There are companies even an expert distressed investor avoids. Zimmerman says a low interest-rate environment is protecting many weak companies with heavy bank debts like Harrah’s, Univision Communications, Clear Channel and Rite Aid (RAD). “They have heavy debt loads benefiting from low rates; when interest rates go up, the whole system goes.”

ZIMMERMAN, A WIDOW for more than a decade, devotes her time to her two high-school-age daughters and her firm. She’s considering opening a Litespeed office in Europe, depending upon the opportunities that emerge from the euro zone’s debt turmoil and possible defaults.

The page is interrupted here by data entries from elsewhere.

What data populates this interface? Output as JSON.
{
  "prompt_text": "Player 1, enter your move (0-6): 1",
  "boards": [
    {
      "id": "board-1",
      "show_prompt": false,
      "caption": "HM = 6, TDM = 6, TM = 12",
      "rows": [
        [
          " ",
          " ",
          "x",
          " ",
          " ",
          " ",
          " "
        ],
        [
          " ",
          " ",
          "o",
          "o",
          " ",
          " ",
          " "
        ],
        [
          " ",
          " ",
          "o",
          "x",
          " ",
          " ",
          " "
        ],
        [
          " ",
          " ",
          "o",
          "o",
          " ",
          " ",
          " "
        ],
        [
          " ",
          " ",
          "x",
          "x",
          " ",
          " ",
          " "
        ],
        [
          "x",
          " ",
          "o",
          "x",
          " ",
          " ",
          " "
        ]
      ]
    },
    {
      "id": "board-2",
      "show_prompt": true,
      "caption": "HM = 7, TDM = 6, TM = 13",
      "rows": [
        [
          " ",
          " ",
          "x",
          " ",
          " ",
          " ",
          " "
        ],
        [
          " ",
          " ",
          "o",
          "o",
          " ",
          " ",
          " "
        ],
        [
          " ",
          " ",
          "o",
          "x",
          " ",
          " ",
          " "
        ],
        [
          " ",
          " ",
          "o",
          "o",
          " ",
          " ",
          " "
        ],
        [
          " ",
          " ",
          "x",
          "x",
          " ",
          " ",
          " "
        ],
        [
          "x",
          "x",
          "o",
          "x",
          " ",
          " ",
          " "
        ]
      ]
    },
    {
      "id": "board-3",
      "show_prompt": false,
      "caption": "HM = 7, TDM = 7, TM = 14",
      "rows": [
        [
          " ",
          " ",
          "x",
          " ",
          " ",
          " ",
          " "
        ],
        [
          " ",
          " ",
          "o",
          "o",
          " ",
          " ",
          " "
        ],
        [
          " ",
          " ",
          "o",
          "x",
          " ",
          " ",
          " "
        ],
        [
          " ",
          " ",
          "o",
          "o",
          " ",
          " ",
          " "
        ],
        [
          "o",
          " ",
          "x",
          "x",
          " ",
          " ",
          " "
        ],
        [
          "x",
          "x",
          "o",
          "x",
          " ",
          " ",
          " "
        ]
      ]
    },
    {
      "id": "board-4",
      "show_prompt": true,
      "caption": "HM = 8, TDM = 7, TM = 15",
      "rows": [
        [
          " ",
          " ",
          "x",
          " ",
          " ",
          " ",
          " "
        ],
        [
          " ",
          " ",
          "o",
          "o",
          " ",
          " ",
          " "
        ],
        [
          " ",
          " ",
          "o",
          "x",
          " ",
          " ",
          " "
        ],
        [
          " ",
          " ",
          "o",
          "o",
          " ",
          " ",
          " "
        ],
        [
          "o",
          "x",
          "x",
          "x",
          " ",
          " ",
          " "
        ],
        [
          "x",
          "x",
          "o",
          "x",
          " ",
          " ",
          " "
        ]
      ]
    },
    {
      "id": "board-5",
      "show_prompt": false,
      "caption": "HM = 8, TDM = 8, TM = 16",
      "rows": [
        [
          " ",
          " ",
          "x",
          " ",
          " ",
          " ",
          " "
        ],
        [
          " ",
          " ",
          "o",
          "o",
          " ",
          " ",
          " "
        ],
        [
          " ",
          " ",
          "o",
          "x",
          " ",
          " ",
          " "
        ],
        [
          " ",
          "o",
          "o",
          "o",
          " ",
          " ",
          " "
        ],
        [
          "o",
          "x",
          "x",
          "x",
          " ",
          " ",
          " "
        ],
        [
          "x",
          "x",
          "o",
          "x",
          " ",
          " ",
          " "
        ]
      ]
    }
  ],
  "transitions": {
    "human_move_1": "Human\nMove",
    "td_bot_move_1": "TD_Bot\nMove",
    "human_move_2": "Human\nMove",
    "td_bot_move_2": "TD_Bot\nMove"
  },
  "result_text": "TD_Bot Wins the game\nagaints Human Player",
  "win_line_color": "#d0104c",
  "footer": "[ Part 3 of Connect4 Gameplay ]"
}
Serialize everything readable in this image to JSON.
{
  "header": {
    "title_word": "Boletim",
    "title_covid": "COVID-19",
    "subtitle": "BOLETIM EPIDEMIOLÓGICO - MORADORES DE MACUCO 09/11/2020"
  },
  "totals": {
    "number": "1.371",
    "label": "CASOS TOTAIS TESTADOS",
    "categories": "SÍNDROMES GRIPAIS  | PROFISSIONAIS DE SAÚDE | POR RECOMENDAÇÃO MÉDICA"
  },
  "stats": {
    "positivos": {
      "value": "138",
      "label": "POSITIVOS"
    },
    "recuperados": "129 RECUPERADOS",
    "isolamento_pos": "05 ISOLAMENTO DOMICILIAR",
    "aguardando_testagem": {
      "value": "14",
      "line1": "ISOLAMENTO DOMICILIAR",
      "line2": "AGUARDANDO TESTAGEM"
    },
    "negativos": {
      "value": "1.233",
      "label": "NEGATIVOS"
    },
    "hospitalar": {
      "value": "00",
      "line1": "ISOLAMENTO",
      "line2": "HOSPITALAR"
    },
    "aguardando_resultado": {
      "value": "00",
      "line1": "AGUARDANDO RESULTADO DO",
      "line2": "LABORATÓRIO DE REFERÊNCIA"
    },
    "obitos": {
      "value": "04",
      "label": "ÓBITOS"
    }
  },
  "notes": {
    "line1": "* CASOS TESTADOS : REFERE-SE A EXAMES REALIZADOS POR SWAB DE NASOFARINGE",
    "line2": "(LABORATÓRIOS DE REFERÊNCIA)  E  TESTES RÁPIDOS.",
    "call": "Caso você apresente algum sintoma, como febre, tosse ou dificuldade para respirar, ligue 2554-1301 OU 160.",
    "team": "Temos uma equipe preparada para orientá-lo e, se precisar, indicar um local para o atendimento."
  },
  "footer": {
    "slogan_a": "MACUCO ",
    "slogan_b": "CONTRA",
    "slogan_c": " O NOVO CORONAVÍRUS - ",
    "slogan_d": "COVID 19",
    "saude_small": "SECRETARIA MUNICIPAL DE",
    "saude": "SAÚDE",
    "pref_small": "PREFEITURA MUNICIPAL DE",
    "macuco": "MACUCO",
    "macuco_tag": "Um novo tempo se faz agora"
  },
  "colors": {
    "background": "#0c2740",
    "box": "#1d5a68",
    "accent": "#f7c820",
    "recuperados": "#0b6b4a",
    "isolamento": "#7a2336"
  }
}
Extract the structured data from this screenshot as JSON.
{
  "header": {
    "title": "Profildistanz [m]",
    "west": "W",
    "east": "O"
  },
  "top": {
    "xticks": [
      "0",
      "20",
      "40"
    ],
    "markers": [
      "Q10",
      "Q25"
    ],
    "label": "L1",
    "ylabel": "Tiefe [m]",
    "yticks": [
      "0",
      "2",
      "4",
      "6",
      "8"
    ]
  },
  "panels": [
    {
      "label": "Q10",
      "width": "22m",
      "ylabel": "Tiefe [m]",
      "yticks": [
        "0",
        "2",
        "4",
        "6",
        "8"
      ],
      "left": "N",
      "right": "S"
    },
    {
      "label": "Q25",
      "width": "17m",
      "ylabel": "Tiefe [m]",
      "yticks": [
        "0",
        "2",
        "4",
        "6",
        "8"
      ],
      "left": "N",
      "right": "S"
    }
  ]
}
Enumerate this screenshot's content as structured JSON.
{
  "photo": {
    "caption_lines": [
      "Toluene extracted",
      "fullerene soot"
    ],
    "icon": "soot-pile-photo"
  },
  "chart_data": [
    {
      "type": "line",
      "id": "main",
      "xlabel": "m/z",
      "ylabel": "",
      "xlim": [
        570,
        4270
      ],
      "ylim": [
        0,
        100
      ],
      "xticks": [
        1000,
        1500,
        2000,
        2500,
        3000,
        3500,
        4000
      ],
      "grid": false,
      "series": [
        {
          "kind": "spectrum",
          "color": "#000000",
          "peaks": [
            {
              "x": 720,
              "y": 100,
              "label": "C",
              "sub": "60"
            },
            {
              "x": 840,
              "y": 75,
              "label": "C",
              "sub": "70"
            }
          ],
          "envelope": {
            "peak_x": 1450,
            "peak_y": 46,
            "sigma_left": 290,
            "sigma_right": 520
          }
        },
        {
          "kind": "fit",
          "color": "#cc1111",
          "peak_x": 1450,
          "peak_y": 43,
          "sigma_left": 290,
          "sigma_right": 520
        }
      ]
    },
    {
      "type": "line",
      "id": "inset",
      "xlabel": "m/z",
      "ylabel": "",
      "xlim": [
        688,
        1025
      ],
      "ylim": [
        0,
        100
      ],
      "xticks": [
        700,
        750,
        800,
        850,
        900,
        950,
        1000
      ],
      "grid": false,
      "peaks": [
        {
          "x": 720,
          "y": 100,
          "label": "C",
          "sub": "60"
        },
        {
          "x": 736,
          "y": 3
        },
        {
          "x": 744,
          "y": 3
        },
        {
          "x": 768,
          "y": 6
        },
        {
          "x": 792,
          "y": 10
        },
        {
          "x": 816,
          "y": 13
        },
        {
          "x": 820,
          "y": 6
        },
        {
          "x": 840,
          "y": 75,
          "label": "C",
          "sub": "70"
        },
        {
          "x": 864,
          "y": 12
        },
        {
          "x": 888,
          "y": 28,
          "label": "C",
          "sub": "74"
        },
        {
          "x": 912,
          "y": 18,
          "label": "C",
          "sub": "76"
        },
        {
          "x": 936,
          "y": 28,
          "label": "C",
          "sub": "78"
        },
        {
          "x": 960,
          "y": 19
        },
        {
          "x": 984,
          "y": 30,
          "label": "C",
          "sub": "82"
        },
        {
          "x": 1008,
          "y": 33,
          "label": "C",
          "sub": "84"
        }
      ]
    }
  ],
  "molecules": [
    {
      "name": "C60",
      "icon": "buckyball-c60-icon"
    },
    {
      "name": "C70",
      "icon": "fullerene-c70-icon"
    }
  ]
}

Litespeed bought some Bank of Ireland (IRE) bonds as the country’s real-estate problems worsened, but the investment underscored for her the risks of government ownership. “We the bondholders should have wound up with full equity; we got a fraction,” notes Zimmerman. The fund still holds the stock into which the bonds converted. The bank’s chief financial officer assured Litespeed that it was the best deal the government would allow. The Irish government still owns about 15% of the lender and therefore is expected to support it. Yet, “you don’t really know the outcome. The opportunity in the crisis in sovereign debt is tricky. It’s just a different risk; you can take it but you have to understand it’s a political calculus rather than just straight payoff.”

Zimmerman has more clarity on industrials like Tronox, the Kerr-McGee spinoff. The maker of titanium dioxide declared bankruptcy in 2009 to get clear of environmental problems its parent encountered in the former subsidiary. Litespeed purchased Tronox bonds, which then converted into stock at an average price of $47 a share.

Without the environmental liabilities, Tronox has a promising future. It’s the fifth-largest producer of the paint chemical. Zimmerman estimates 2012 Ebitda will more than double to $400 million. The market is dominated by a few players that reduced capacity during 2008 and 2009 and are now operating at nearly full bore. As demand recovers, Tronox and its rivals are raising prices, she says.

Tronox now trades at $155 a share, and Zimmerman has a target price north of $200. A little more legwork, and it could push across that line.